In litigation over university ownership of inventions, Wilmer litigation partner Mark Fleming, arguing for the first time in the Supreme Court, successfully defended Roche Molecular Systems Inc. in a dispute with Stanford University. Stanford sued Roche for alleged infringement over the company’s HIV test kits, saying the university owned the patents because the technology behind them was developed by a university researcher using federal funding.

The high court ruled, 7-2, for Roche, marking the first time the Court has upheld a judgment from the U.S. Court of Appeals for the Federal Circuit when the government was urging reversal. “The basic principle in American law is if you invent something the patent is presumptively yours,” Fleming said. “That’s been the law for 200 years, and the Court didn’t change that.”

Representing i4i L.P., a Canadian software consulting company, Wilmer partner Seth Waxman convinced the high court in a unanimous decision not to strike down a $290 million jury verdict against Microsoft Corp. The suit against the software giant alleged that versions of its Word software infringed i4i patents on a method for editing documents. The Court ruled that the clear and convincing evidence standard, rather than the preponderance standard, should be used to prove an alleged patent infringer’s invalidity defense.

Partner William Lee described Wilmer’s year as “robust.” Lee, who last year successfully represented Abbott Laboratories in the Federal Circuit, attributed the firm’s success to combining the core IP practice with technically trained lawyers, including trial attorneys and appellate litigators.
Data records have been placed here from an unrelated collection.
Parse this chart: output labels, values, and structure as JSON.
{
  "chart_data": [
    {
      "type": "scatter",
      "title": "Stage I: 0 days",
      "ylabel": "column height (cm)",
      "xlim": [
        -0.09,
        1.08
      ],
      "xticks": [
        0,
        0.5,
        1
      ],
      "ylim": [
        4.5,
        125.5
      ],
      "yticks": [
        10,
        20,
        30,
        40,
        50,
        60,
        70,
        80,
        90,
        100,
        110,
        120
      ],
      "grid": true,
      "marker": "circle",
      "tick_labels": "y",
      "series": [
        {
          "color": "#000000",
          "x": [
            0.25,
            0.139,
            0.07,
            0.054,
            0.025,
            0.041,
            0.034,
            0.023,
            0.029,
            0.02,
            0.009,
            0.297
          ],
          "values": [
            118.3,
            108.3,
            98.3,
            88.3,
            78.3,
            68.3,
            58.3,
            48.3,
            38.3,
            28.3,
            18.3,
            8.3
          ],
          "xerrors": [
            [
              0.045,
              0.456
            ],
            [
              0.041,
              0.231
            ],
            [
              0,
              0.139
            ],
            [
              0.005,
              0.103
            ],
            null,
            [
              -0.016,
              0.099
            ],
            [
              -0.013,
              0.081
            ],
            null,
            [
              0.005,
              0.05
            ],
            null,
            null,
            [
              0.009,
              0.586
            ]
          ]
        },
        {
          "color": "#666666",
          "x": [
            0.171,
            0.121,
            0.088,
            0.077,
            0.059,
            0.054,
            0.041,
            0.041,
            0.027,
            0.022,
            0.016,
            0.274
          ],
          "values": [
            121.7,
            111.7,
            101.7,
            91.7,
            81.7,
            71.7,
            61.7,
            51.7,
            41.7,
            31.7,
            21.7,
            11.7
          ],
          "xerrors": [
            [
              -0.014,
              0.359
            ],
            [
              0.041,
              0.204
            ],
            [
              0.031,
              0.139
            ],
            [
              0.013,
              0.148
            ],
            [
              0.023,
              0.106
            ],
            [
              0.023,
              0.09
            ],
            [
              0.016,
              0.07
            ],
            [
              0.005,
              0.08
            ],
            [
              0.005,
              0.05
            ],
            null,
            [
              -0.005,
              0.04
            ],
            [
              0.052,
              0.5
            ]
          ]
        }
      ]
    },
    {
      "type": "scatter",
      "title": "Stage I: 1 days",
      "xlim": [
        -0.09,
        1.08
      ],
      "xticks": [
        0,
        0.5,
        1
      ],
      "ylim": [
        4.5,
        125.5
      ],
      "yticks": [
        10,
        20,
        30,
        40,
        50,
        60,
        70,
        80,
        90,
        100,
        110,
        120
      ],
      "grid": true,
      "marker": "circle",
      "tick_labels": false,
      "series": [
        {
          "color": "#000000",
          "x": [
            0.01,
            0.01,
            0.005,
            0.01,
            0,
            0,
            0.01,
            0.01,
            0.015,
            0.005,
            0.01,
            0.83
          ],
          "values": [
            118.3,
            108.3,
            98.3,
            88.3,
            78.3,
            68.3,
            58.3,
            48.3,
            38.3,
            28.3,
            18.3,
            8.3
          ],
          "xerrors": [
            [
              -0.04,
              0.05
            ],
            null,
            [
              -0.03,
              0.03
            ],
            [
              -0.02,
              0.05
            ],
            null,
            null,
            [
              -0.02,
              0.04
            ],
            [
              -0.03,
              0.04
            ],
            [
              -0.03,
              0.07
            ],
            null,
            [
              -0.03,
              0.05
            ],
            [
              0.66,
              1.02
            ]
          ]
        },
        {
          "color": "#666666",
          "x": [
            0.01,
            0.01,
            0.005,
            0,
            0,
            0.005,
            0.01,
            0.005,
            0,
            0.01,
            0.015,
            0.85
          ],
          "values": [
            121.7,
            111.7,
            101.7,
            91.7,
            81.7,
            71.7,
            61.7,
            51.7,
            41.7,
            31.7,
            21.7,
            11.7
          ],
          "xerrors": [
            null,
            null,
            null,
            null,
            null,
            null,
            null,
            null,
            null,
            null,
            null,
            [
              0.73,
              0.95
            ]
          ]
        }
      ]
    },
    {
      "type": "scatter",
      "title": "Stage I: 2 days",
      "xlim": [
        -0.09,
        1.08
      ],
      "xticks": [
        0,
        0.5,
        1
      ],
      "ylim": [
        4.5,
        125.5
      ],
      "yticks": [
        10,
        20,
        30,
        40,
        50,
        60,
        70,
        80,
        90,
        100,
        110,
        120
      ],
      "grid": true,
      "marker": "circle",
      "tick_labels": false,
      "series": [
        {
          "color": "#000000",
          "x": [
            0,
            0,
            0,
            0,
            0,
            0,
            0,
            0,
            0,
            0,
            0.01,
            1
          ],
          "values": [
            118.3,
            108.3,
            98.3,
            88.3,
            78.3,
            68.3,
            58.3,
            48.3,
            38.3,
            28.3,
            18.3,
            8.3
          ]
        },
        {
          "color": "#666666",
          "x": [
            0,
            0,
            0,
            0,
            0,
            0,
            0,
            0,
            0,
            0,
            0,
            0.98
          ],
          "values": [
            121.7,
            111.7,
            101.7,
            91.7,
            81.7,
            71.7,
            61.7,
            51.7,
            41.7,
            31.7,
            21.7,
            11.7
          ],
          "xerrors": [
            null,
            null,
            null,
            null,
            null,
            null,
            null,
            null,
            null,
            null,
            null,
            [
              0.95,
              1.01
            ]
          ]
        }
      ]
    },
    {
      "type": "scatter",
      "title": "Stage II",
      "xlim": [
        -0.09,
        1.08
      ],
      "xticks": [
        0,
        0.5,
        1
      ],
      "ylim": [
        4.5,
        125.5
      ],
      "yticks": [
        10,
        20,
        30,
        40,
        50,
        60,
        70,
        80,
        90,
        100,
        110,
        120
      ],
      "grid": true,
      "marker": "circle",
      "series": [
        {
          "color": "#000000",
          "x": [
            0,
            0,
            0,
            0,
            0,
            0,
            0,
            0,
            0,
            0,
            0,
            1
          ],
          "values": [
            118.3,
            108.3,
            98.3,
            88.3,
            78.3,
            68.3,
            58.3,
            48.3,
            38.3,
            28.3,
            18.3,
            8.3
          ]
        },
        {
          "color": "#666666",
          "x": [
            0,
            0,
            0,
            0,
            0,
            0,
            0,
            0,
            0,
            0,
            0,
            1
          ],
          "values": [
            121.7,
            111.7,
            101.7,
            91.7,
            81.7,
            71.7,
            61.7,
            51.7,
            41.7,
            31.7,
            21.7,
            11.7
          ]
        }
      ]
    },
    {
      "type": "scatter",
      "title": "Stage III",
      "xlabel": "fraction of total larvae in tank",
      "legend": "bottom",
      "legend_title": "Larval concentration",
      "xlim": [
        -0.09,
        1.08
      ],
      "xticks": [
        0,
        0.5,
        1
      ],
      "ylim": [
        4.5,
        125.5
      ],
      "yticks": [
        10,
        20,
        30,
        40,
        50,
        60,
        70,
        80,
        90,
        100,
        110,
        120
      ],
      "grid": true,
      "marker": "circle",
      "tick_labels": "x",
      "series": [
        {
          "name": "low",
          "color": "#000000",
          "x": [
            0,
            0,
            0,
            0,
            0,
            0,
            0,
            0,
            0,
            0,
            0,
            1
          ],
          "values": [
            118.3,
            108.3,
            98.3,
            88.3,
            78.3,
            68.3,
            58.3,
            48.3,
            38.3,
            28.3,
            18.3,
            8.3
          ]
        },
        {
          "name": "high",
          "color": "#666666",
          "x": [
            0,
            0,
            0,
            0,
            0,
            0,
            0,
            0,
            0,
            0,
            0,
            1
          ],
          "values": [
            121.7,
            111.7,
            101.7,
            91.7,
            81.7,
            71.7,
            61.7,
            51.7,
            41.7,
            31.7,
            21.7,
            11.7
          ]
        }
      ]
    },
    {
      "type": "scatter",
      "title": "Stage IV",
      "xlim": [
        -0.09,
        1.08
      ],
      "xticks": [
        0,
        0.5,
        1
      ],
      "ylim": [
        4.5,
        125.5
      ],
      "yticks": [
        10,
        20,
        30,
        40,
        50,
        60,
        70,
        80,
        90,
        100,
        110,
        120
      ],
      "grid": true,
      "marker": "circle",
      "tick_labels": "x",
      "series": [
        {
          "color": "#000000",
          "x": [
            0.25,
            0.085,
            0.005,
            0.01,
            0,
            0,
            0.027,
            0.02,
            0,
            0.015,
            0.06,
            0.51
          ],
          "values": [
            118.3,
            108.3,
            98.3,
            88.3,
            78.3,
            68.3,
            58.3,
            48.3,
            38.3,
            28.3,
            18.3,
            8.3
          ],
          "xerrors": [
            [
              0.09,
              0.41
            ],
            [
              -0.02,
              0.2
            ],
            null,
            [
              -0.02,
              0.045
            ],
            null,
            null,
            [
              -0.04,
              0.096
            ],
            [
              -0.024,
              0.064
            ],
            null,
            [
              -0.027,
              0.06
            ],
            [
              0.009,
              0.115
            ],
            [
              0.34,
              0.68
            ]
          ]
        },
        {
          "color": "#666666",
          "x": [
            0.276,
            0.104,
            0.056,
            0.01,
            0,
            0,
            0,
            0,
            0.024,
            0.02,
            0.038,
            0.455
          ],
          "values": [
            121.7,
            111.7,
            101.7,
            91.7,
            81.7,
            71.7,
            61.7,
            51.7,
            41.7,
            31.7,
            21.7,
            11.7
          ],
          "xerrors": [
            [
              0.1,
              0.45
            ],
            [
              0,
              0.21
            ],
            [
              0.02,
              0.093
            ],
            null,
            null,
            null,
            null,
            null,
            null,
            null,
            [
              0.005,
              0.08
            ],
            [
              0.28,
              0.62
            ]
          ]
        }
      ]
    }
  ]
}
The Abbott case, Lee said, involved “one of the most successful drugs in history, billions of dollars of damages and several cutting-edge patent issues.” Centocor sued Abbott over its drug Humira, used to treat autoimmune disorders. Despite a loss in Texas, Abbott stuck with Wilmer in what Lee termed “the importance of a meaningful long-term strategy.”

In February 2011, the appeals court overturned a $1.67 billion patent-infringement verdict against Abbott. “Through defeat and victory, Abbott was resolute in its commitment to the firm,” Lee said.